Und funktioniert das?
Für die, die ganz am Anfang stehen schon, wer einen Schenkkreis initiiert, der ist
unter Umständen Profiteur davon. Aber diejenigen, die später dazu kommen, für die rechnet sich nicht
mehr. Das ist im Prinzip nicht ganz einfaches mathematisches Spiel. Wir können davon ausgehen,
dass zum Beispiel acht Teilnehmer gesucht werden. Am Anfang und dieser acht Teilnehmer müssen
ihrerseits ja wieder acht Teilnehmer rekrutieren. Das war bei 64 diese 64 Leute müssten wieder acht
Teilnehmer rekrutieren und so weiter. Und nach elf Runden hätten wir die Zahl der Weltbevölkerung
überschritten, sprich so ein System, muss sich in absehbarer Zeit eigentlich totlaufen.
Sarah Pohl sagt mir, dass sie gerade auch in der Corona Zeit mehr Anfragen
zu Schenkkreisen bekommen haben. Schenkkreise sind Krisenprofiteure.
Schenkkreise sind ja auch kein neues Phänomen. Die gibt's ja auch schon einige Jahre
Vor einigen Jahren gab es auch mal so eine ganze Welle von Schenkkreisen,
die in großen Hallen stattgefunden hatten im öffentlichen Raum. Mittlerweile ist es
stärker in den privaten Raum abgewandert, als es ist sehr viel subtiler geworden
Heutzutage ist der Ort, wo rekrutiert
wird, vielleicht auch stärker in sozialen Medien, Facebook, Instagram und so weiter.
Permanent werde ich gefragt wann mache ich endlich
mit wann bezahle ich das Geld? Was hält mich zurück? Warum zweifle ich?
Warum bin ich nicht mutig und das ist irgendwie das ist ganz schön komisch.
Ja, weil einem ja sozusagen suggeriert wird ich bin feige. Ich bin nicht mutig. Ich will
mich nicht weiterentwickeln, wenn ich das eben nicht tue. Und das ist schon so eine Art von Druck
aufbauen. Bei manchen Leuten entsteht dadurch auch wirklich so ein bisschen ein Schuldgefühl
oder ein schlechtes Gewissen oder so ein Gefühl von ich bin geizig. Ich traue mich nicht. Und
das kann schon eine Motivation sein, für manche zu sagen, den zeig ichs jetzt, ich mach das.

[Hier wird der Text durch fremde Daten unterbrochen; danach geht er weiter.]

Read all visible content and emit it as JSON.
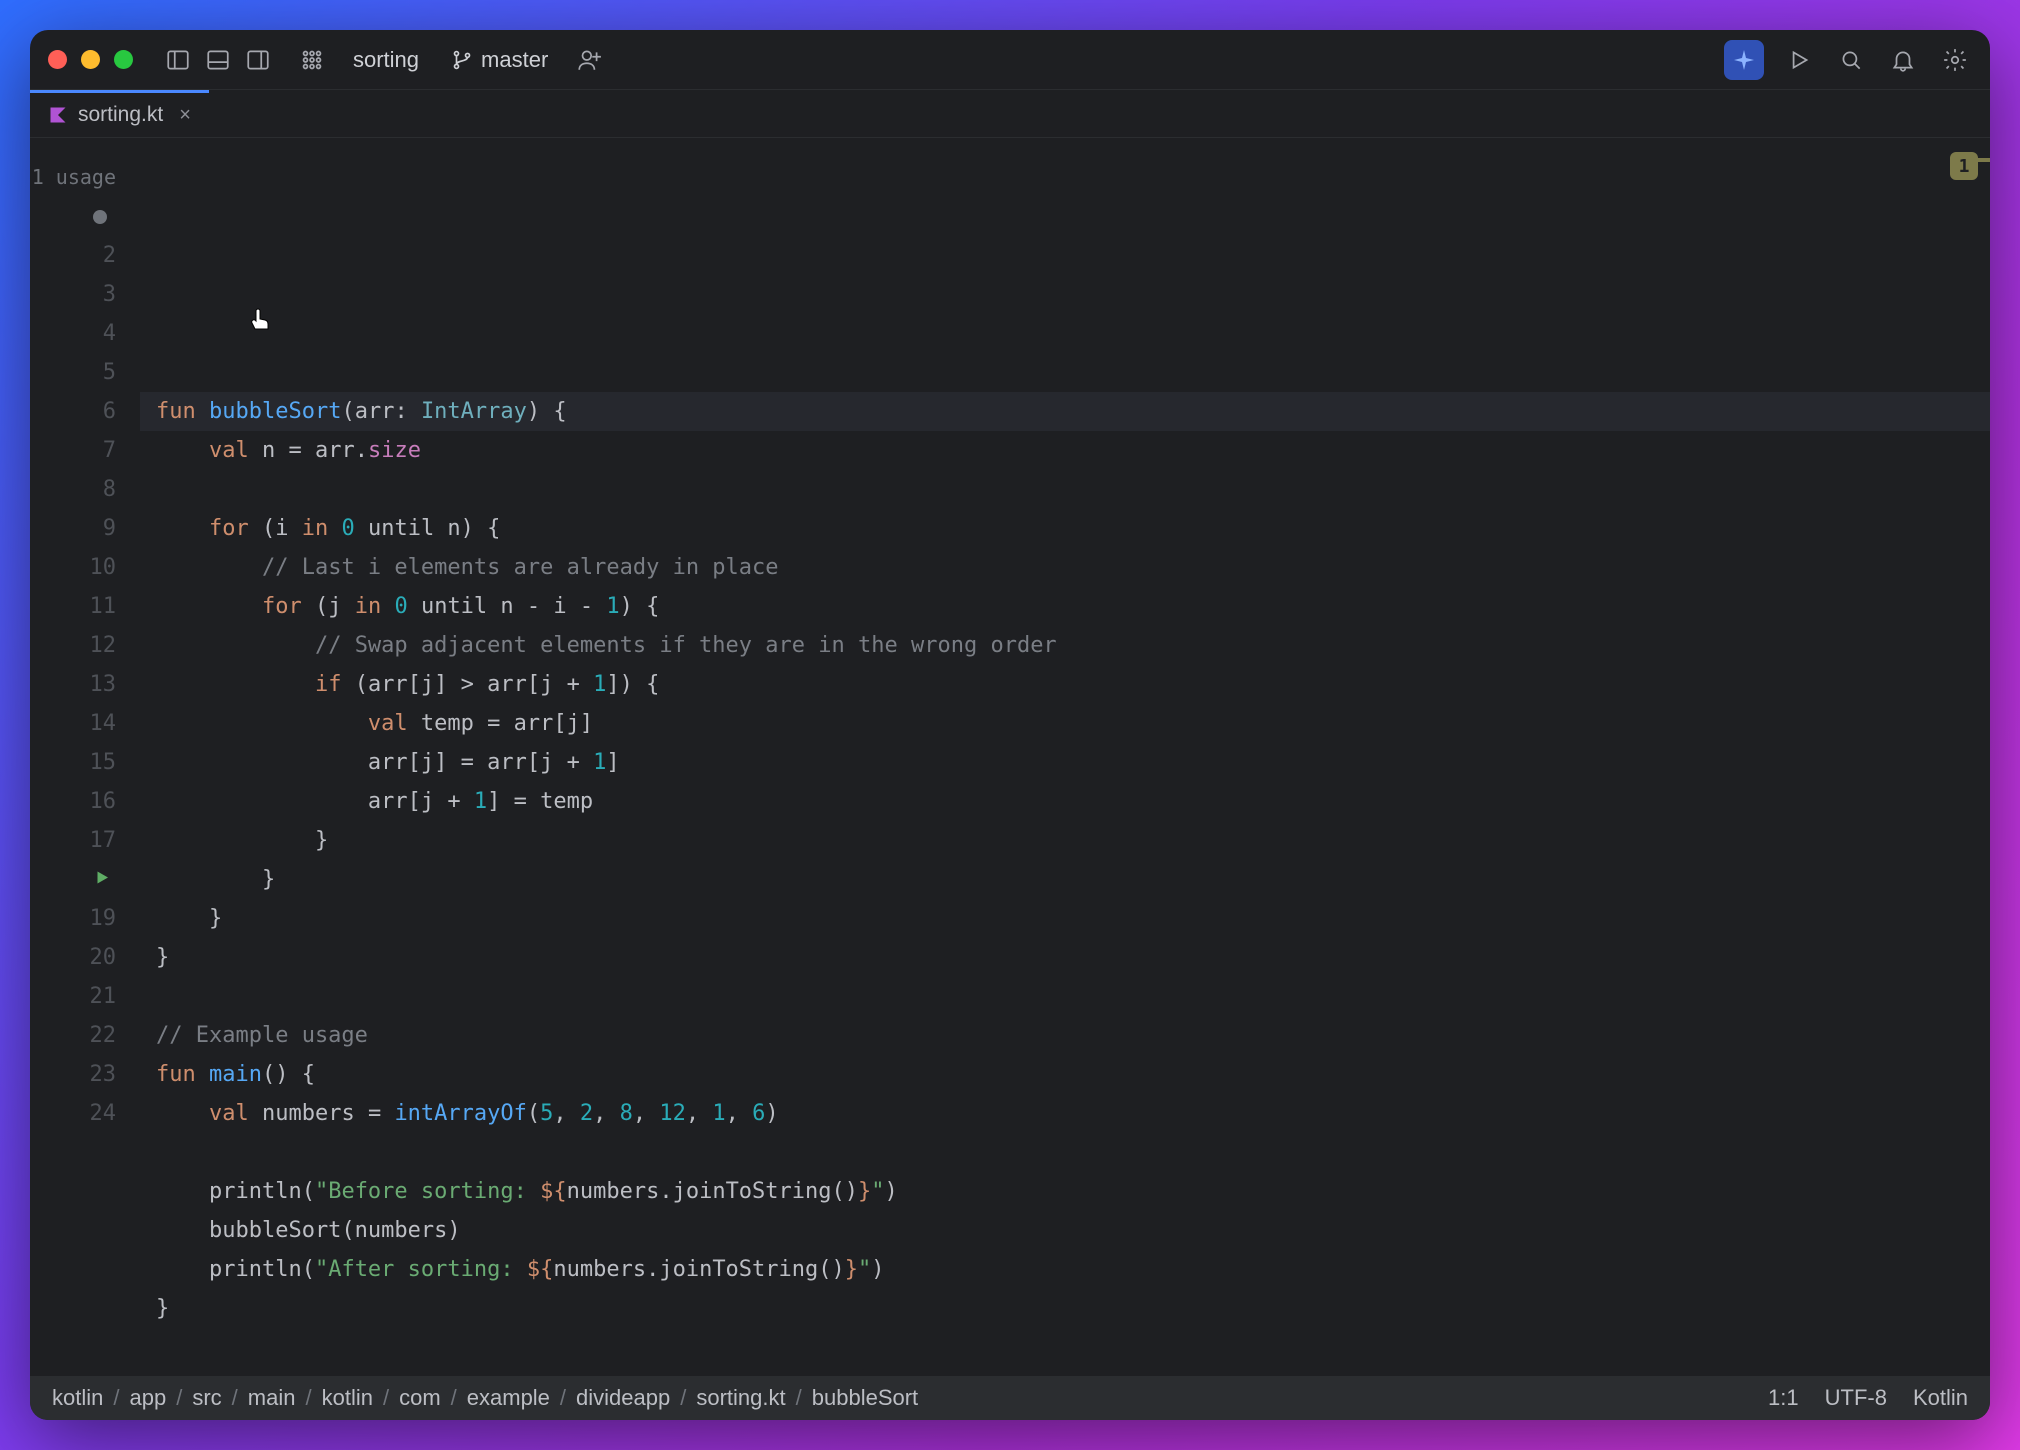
{
  "titlebar": {
    "project": "sorting",
    "branch": "master"
  },
  "tab": {
    "icon": "kotlin-file-icon",
    "label": "sorting.kt"
  },
  "usage_hint": "1 usage",
  "warning_badge": "1",
  "gutter": {
    "lines": [
      "",
      "2",
      "3",
      "4",
      "5",
      "6",
      "7",
      "8",
      "9",
      "10",
      "11",
      "12",
      "13",
      "14",
      "15",
      "16",
      "17",
      "",
      "19",
      "20",
      "21",
      "22",
      "23",
      "24"
    ]
  },
  "code": [
    {
      "hl": true,
      "tokens": [
        [
          "kw",
          "fun"
        ],
        [
          "id",
          " "
        ],
        [
          "fn",
          "bubbleSort"
        ],
        [
          "id",
          "("
        ],
        [
          "id",
          "arr: "
        ],
        [
          "type",
          "IntArray"
        ],
        [
          "id",
          ") {"
        ]
      ]
    },
    {
      "tokens": [
        [
          "id",
          "    "
        ],
        [
          "kw",
          "val"
        ],
        [
          "id",
          " n = arr."
        ],
        [
          "prop",
          "size"
        ]
      ]
    },
    {
      "tokens": [
        [
          "id",
          ""
        ]
      ]
    },
    {
      "tokens": [
        [
          "id",
          "    "
        ],
        [
          "kw",
          "for"
        ],
        [
          "id",
          " (i "
        ],
        [
          "kw",
          "in"
        ],
        [
          "id",
          " "
        ],
        [
          "num",
          "0"
        ],
        [
          "id",
          " until n) {"
        ]
      ]
    },
    {
      "tokens": [
        [
          "id",
          "        "
        ],
        [
          "cm",
          "// Last i elements are already in place"
        ]
      ]
    },
    {
      "tokens": [
        [
          "id",
          "        "
        ],
        [
          "kw",
          "for"
        ],
        [
          "id",
          " (j "
        ],
        [
          "kw",
          "in"
        ],
        [
          "id",
          " "
        ],
        [
          "num",
          "0"
        ],
        [
          "id",
          " until n - i - "
        ],
        [
          "num",
          "1"
        ],
        [
          "id",
          ") {"
        ]
      ]
    },
    {
      "tokens": [
        [
          "id",
          "            "
        ],
        [
          "cm",
          "// Swap adjacent elements if they are in the wrong order"
        ]
      ]
    },
    {
      "tokens": [
        [
          "id",
          "            "
        ],
        [
          "kw",
          "if"
        ],
        [
          "id",
          " (arr[j] > arr[j + "
        ],
        [
          "num",
          "1"
        ],
        [
          "id",
          "]) {"
        ]
      ]
    },
    {
      "tokens": [
        [
          "id",
          "                "
        ],
        [
          "kw",
          "val"
        ],
        [
          "id",
          " temp = arr[j]"
        ]
      ]
    },
    {
      "tokens": [
        [
          "id",
          "                arr[j] = arr[j + "
        ],
        [
          "num",
          "1"
        ],
        [
          "id",
          "]"
        ]
      ]
    },
    {
      "tokens": [
        [
          "id",
          "                arr[j + "
        ],
        [
          "num",
          "1"
        ],
        [
          "id",
          "] = temp"
        ]
      ]
    },
    {
      "tokens": [
        [
          "id",
          "            }"
        ]
      ]
    },
    {
      "tokens": [
        [
          "id",
          "        }"
        ]
      ]
    },
    {
      "tokens": [
        [
          "id",
          "    }"
        ]
      ]
    },
    {
      "tokens": [
        [
          "id",
          "}"
        ]
      ]
    },
    {
      "tokens": [
        [
          "id",
          ""
        ]
      ]
    },
    {
      "tokens": [
        [
          "cm",
          "// Example usage"
        ]
      ]
    },
    {
      "tokens": [
        [
          "kw",
          "fun"
        ],
        [
          "id",
          " "
        ],
        [
          "fn",
          "main"
        ],
        [
          "id",
          "() {"
        ]
      ]
    },
    {
      "tokens": [
        [
          "id",
          "    "
        ],
        [
          "kw",
          "val"
        ],
        [
          "id",
          " numbers = "
        ],
        [
          "fn",
          "intArrayOf"
        ],
        [
          "id",
          "("
        ],
        [
          "num",
          "5"
        ],
        [
          "id",
          ", "
        ],
        [
          "num",
          "2"
        ],
        [
          "id",
          ", "
        ],
        [
          "num",
          "8"
        ],
        [
          "id",
          ", "
        ],
        [
          "num",
          "12"
        ],
        [
          "id",
          ", "
        ],
        [
          "num",
          "1"
        ],
        [
          "id",
          ", "
        ],
        [
          "num",
          "6"
        ],
        [
          "id",
          ")"
        ]
      ]
    },
    {
      "tokens": [
        [
          "id",
          ""
        ]
      ]
    },
    {
      "tokens": [
        [
          "id",
          "    println("
        ],
        [
          "str",
          "\"Before sorting: "
        ],
        [
          "tpl",
          "${"
        ],
        [
          "id",
          "numbers.joinToString()"
        ],
        [
          "tpl",
          "}"
        ],
        [
          "str",
          "\""
        ],
        [
          "id",
          ")"
        ]
      ]
    },
    {
      "tokens": [
        [
          "id",
          "    bubbleSort(numbers)"
        ]
      ]
    },
    {
      "tokens": [
        [
          "id",
          "    println("
        ],
        [
          "str",
          "\"After sorting: "
        ],
        [
          "tpl",
          "${"
        ],
        [
          "id",
          "numbers.joinToString()"
        ],
        [
          "tpl",
          "}"
        ],
        [
          "str",
          "\""
        ],
        [
          "id",
          ")"
        ]
      ]
    },
    {
      "tokens": [
        [
          "id",
          "}"
        ]
      ]
    }
  ],
  "breadcrumb": [
    "kotlin",
    "app",
    "src",
    "main",
    "kotlin",
    "com",
    "example",
    "divideapp",
    "sorting.kt",
    "bubbleSort"
  ],
  "status": {
    "pos": "1:1",
    "encoding": "UTF-8",
    "lang": "Kotlin"
  }
}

Übrigens solche Schenkkreise sind in Deutschland sittenwidrig und illegal.
Wer Schenkkreise ins Leben ruft oder aktiv unterstützt, kann sich strafbar machen.
Zurück zu Paula, die genau aus so einem System ausgestiegen ist.
Hat man dir, sage ich mal gesagt, hey, es gibt eine Möglichkeit, das du dieses
Geld nicht zurück bekommst? Nein, nee natürlich nicht.
Das hieß nur immer guck, wenn du das bezahlst,
dann kriegst du das Achtfache raus. Und dann dann eigentlich sogar das sechszehnfache.
Dass das nicht für alle funktionieren kann, wird ihr nicht erzählt.
Paula ist mittlerweile ganz tief drin. Um das System am Laufen zu halten,
soll sie nun auch neue Frauen anwerben. Dann relativ schnell wurde das mir ersichtlich,
dass das echt auch eine ganz schön dunkle Seite mit viel Druck verbunden und viel Unehrlichkeit
also genauso wenig, wie mir gesagt wurde, dass das, dass das ein Schneeballsystem ist.
Und viel eben mit
Druck ja, ja, hast du jetzt schon jemanden gefragt? Hast du schon jemanden eingeladen? Wann,
wann kommt jemand jetzt in den Chat? Wir brauchen Leute, wir brauchen Leute. Dann
war es überhaupt nicht mehr ein liebevoller, ein entspannter Austausch, sondern mega viel Druck.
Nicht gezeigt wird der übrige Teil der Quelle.